I was interviewing a Mohawk historian and asked her if it was true that Native Americans generally and Iroquois specifically never used corporal punishment on their kids.

She said it had been true, but that, by 1812 — the period we were discussing — they had had 200 years of European contact and so, while decent people would still never hit a child, it was no longer an unknown concept, or, alas, technique.

Ah, the blessings of civilization!

 

Synchronicity

I don’t know the lead time for Adam@Home, but Rob Harrell managed to catch a wave with an arc about Katie picking up odd language from noir movies at the moment when Joe Biden touched off that whole “lying dog-faced pony soldier” thing.

I’ve seen it credited to a 1952 John Wayne movie, either “Hondo” or “She Wore A Yellow Ribbon,” neither of which were made in 1952, while, if you follow those links, you’ll see it doesn’t appear in either.

A Vox article suggests it is a mangled line from “Pony Soldier,” a Tyrone Power movie that was made in 1952 and in which an Indian says, “The pony soldier speaks with a tongue of the snake that rattles.”

Which is less than half the line.

My guess is that it’s something he and his boys used to throw around in the family that has no real origin and that probably should have stayed in the family.

My other guess is that we’d do better to ponder the origin of “WGASA,” because that’s my response to questioning whether a 77-year-old’s use of old slang like “malarkey” is charming and fun, or a sign of dementia.

Meanwhile, Katy is demonstrating some admirable cultural literacy.

Good for her.

 

And speaking of old folks, Scott Hilburn should have saved yesterday’s “Argyle Sweater” for next Tuesday, which will be Vanna White’s birthday.

She’ll be 63.

Which is 13 years older than JLo and 20 years older than Shakira, in an era in which women are praised for remaining physically fit and beautiful as they age.

 

And she’ll be 31 years younger than this chick, who no longer looks like she did at 20 but managed somehow to learn a few career-extending tricks of the trade along the way.

No malarkey.

 

2 thoughts on “CSotD: Friday Funnies and Freebies

  1. Angela Lansbury once traded on her beauty.

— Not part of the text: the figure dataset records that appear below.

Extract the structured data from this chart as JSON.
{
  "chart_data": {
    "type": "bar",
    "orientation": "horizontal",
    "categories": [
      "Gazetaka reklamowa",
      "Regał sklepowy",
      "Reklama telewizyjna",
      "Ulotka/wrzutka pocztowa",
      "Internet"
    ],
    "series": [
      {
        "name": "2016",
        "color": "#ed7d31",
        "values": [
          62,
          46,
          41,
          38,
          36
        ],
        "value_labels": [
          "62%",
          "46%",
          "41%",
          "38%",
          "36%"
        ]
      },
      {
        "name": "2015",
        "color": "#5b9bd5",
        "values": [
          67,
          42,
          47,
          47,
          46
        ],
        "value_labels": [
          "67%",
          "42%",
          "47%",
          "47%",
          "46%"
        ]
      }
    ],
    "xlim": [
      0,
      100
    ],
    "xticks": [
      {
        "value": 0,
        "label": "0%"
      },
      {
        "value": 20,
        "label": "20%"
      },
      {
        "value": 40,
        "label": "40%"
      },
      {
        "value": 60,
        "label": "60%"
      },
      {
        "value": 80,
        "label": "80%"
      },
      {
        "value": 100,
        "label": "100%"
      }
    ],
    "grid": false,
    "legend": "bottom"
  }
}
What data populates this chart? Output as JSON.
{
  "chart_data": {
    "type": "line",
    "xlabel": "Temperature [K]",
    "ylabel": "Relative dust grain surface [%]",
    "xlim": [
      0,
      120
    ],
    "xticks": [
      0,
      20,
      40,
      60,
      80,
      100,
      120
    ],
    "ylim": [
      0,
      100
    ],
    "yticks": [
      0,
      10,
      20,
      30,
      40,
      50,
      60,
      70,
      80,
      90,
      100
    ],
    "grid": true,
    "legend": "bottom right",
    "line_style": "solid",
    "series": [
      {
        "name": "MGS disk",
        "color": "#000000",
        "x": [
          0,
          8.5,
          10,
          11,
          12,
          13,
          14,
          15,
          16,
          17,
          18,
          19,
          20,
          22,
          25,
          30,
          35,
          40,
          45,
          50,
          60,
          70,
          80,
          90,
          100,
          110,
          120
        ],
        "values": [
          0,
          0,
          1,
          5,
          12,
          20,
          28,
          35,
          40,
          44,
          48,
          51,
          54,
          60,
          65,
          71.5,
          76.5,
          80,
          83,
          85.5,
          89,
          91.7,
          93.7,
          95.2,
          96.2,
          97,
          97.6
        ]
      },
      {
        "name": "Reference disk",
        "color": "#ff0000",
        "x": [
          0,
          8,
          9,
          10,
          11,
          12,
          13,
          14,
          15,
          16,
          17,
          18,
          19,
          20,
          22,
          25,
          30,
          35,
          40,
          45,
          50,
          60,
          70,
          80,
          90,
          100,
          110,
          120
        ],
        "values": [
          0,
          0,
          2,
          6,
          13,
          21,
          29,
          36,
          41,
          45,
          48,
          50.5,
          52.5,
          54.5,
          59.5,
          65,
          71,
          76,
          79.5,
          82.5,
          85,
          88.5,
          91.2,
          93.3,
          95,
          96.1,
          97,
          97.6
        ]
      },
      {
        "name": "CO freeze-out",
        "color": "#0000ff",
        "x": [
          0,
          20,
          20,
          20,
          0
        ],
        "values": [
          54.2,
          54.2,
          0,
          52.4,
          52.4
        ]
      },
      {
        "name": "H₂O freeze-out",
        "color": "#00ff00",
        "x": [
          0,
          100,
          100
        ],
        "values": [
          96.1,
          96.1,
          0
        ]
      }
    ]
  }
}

I recently saw the Spencer Tracy flick “State of the Union,” where she played an ice queen/femme fatale. Quite a change from Jessica Fletcher. (And of course she was the fairy tale princess in “The Court Jester.”)

    Lying dogfaced pony soldiers,
    Lying dogfaced pony soldiers,
    Lying dogfaced pony soldiers
    Listen to Joe Biden misquote movies!

    — Sung to the TMNT theme

  2. I think Biden saying “malarkey” may be a sign of his age, but in the way that he comes from a time where he would never have thought of screaming ‘BULLSH*T!’ at a public rally.